In recent years, the number of entries including membrane protein structures in the PDB has increased rapidly with the determination of numbers of membrane protein structures because of improved X-ray crystallography, NMR, and electronic microscope experimental techniques. Since protein structure researchers deal separately with globular proteins and membrane proteins, membrane proteins should be separate from globular proteins. One recent improvement is the introduction of a new factor of elimination, which does not include membrane protein chains, for selecting representatives on the top page of the present PDB-REPRDB. The membrane protein chain, including a domain defined by the SCOP (5), is eliminated by this factor. Moreover, the PDB-REPRDB for membrane protein chains, which selects representatives from membrane protein chains including a membrane domain defined by the SCOP, has been developed for researchers for membrane proteins. The PDB-REPRDB system for membrane protein chains is available at the same site. The current database of PDB-REPRDB includes 33,368 protein chains from 16,682 PDB entries (1 September, 2001), from which are excluded (a) DNA and RNA data, (b) theoretically modeled data, (c) short chains (l<40 residues), or (d) data with non-standard amino acid residues at all residues.

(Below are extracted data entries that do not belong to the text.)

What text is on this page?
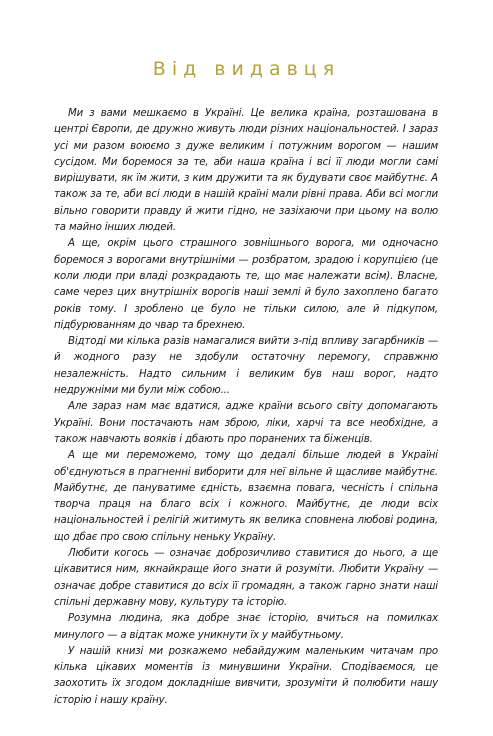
Від видавця

Ми з вами мешкаємо в Україні. Це велика країна, розташована в центрі Європи, де дружно живуть люди різних національностей. І зараз усі ми разом воюємо з дуже великим і потужним ворогом — нашим сусідом. Ми боремося за те, аби наша країна і всі її люди могли самі вирішувати, як їм жити, з ким дружити та як будувати своє майбутнє. А також за те, аби всі люди в нашій країні мали рівні права. Аби всі могли вільно говорити правду й жити гідно, не зазіхаючи при цьому на волю та майно інших людей.

А ще, окрім цього страшного зовнішнього ворога, ми одночасно боремося з ворогами внутрішніми — розбратом, зрадою і корупцією (це коли люди при владі розкрадають те, що має належати всім). Власне, саме через цих внутрішніх ворогів наші землі й було захоплено багато років тому. І зроблено це було не тільки силою, але й підкупом, підбурюванням до чвар та брехнею.

Відтоді ми кілька разів намагалися вийти з-під впливу загарбників — й жодного разу не здобули остаточну перемогу, справжню незалежність. Надто сильним і великим був наш ворог, надто недружніми ми були між собою...

Але зараз нам має вдатися, адже країни всього світу допомагають Україні. Вони постачають нам зброю, ліки, харчі та все необхідне, а також навчають вояків і дбають про поранених та біженців.

А ще ми переможемо, тому що дедалі більше людей в Україні об'єднуються в прагненні виборити для неї вільне й щасливе майбутнє. Майбутнє, де пануватиме єдність, взаємна повага, чесність і спільна творча праця на благо всіх і кожного. Майбутнє, де люди всіх національностей і релігій житимуть як велика сповнена любові родина, що дбає про свою спільну неньку Україну.

Любити когось — означає доброзичливо ставитися до нього, а ще цікавитися ним, якнайкраще його знати й розуміти. Любити Україну — означає добре ставитися до всіх її громадян, а також гарно знати наші спільні державну мову, культуру та історію.

Розумна людина, яка добре знає історію, вчиться на помилках минулого — а відтак може уникнути їх у майбутньому.

У нашій книзі ми розкажемо небайдужим маленьким читачам про кілька цікавих моментів із минувшини України. Сподіваємося, це заохотить їх згодом докладніше вивчити, зрозуміти й полюбити нашу історію і нашу країну.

The current database for the membrane includes 551 protein chains, which include membrane domains in SCOP database of release 1.59 (15 May 2002).

Acknowledgements

We thank Dr. Susumu Goto and Prof. Minoru Kanehisa at the Institute for Chemical Research, Kyoto University, for their support.

REFERENCES

1. Berman,H.M., Westbrook,J., Feng,Z., Gilliland,G., Bhat,T.N., Weissig,H., Shindyalov,I.N. and Bourne,P.E. (2000) The Protein Data Bank. Nucleic Acids Res., 28, 235-242.
2. Noguchi,T., Onizuka,K., Ando,M., Matsuda,H. and Akiyama,Y. (2000) Quick selection of representative protein chain sets based on customizable requirements. Bioinformatics, 16, 520-526.
3. Noguchi,T., Matsuda,H. and Akiyama,Y. (2001) PDB-REPRDB: a database of representative protein chains from the Protein Data Bank (PDB). Nucleic Acids Res., 29, 219-220.
4. Goto,S., Okuno,Y., Hattori,M., Nishioka,T. and Kanehisa,M. (2002) LIGAND: database of chemical compound and reactions in biological pathways. Nucleic Acids Res., 30, 402-404.
5. Conte,L.L., Brenner,S.E., Hubbard,T.J.P., Chothia,C. and Murzin,A.G. (2002) SCOP database in 2002: refinements accommodate structural genomics. Nucleic Acids Res., 30, 264-267.